Powerful Questions

We spoke with a number of established clients in developing Laing Russell’s positioning, seeking to understand what was the source of our value. A common theme that got us thinking was that whilst knowing stuff is important, clients speak in terms of the value is based on asking really good questions.

Aligned with our encouragement for all of us to engage in reflective practice, we wondered what makes a good question in our context? In the spirit of sharing our insight and encouraging a discussion, some thoughts follow. Let us know what you think.

The key themes from our reflection were that good, powerful and productive questions are:

  • specific to context, good questions and their impact are socially constructed, they work best when they are relevant, based on human connection, have meaning and are significant. The nature of consulting engagements is that the context is significant, the harder bit is using all one’s skills and experience to build connection and asking questions that are and feel specific, we work hard to avoid generic, consulting playbook questions.
  • Indicate a direction, one way to think of consulting is as a catalytic process, applying a new force to the complicated set of systems that are an enterprise. Good questions, point in a direction and guide either divergent or convergent thinking for the client.
    • divergent questions would be… how might you?….what could you…?
    • convergent questions would be…what are the priorities here?…why? which specific issue(s) should you address first?
  • Balance depth and degree of challenge, deep, existential questions are mostly unproductive. Good questions encourage deeper consideration than a client would do on their own, the client should feel what we call a learning force.  A force that builds on the human connection to  promote new thinking. Noting we should not push or pull the client in directions that are unhelpful.  The qualities of balance are  embedded in :
    • asking open questions that promote new thinking whilst remaining relevant to the context;
    • holding the level of intellect required to engage successfully in any debate to the intellectual common denominator within the client;
    • engender excitement through the realisation of possibilities.

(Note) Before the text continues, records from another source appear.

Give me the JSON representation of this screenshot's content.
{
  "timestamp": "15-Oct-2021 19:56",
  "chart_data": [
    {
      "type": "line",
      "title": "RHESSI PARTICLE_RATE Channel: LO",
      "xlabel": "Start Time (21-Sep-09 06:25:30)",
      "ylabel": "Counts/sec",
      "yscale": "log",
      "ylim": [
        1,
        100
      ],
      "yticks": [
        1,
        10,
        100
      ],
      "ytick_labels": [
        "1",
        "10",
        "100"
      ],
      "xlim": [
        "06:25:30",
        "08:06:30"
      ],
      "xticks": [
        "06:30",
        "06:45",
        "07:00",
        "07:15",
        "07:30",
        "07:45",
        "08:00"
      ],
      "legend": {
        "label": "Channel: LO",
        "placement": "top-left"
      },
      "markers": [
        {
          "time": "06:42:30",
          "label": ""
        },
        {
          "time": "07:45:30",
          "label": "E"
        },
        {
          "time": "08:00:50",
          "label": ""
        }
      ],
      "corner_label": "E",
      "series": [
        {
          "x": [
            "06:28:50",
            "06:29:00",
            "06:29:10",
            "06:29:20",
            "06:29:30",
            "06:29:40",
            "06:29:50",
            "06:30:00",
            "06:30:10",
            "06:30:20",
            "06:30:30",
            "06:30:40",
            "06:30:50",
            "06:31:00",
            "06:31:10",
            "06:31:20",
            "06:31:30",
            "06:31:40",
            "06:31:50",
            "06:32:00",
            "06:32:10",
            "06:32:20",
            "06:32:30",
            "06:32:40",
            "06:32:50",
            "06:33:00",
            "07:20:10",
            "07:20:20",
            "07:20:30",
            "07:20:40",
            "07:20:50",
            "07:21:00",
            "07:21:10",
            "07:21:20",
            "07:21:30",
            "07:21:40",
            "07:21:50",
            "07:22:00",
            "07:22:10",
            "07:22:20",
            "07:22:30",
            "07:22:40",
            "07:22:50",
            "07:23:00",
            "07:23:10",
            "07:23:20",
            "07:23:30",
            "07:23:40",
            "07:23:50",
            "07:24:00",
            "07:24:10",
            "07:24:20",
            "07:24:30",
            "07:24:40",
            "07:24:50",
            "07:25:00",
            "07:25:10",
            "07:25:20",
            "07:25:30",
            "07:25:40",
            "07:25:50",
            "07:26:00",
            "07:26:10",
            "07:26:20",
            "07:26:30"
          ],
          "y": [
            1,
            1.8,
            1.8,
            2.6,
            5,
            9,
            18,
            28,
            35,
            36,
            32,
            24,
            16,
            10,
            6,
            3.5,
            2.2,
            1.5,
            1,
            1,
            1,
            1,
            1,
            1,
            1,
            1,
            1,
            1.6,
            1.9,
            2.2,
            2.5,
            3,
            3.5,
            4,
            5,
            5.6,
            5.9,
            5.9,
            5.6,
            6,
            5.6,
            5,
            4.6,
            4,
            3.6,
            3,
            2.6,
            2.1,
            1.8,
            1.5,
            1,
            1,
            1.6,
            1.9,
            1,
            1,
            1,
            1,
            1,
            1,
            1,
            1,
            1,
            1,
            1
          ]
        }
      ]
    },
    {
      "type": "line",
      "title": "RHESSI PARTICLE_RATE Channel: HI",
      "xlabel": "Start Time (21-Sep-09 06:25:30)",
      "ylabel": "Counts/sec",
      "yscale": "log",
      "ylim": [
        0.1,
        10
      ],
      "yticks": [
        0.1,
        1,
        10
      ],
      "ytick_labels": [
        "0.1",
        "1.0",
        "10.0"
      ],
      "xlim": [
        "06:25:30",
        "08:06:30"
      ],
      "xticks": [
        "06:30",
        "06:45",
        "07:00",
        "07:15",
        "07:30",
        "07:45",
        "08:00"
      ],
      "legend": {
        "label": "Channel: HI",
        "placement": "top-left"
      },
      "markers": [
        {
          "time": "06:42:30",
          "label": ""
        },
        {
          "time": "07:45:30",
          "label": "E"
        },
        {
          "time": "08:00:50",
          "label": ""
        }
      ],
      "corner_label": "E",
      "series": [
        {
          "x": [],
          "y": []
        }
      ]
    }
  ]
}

In our experience, the foundation is the relationship. Powerful questions that challenge the client fundamentally require that human connection or trusted relationship.  This trust is evidenced by client seeing you as integrated, yet distinct, part of their enterprise’s network.

To complete the loop, on reflection, our success in building enduring relationships with clients is dependent on our ability to ask really good questions – it’s certainly part of the secret sauce that we apply. The other part is working with the client to deliver answers, at pace.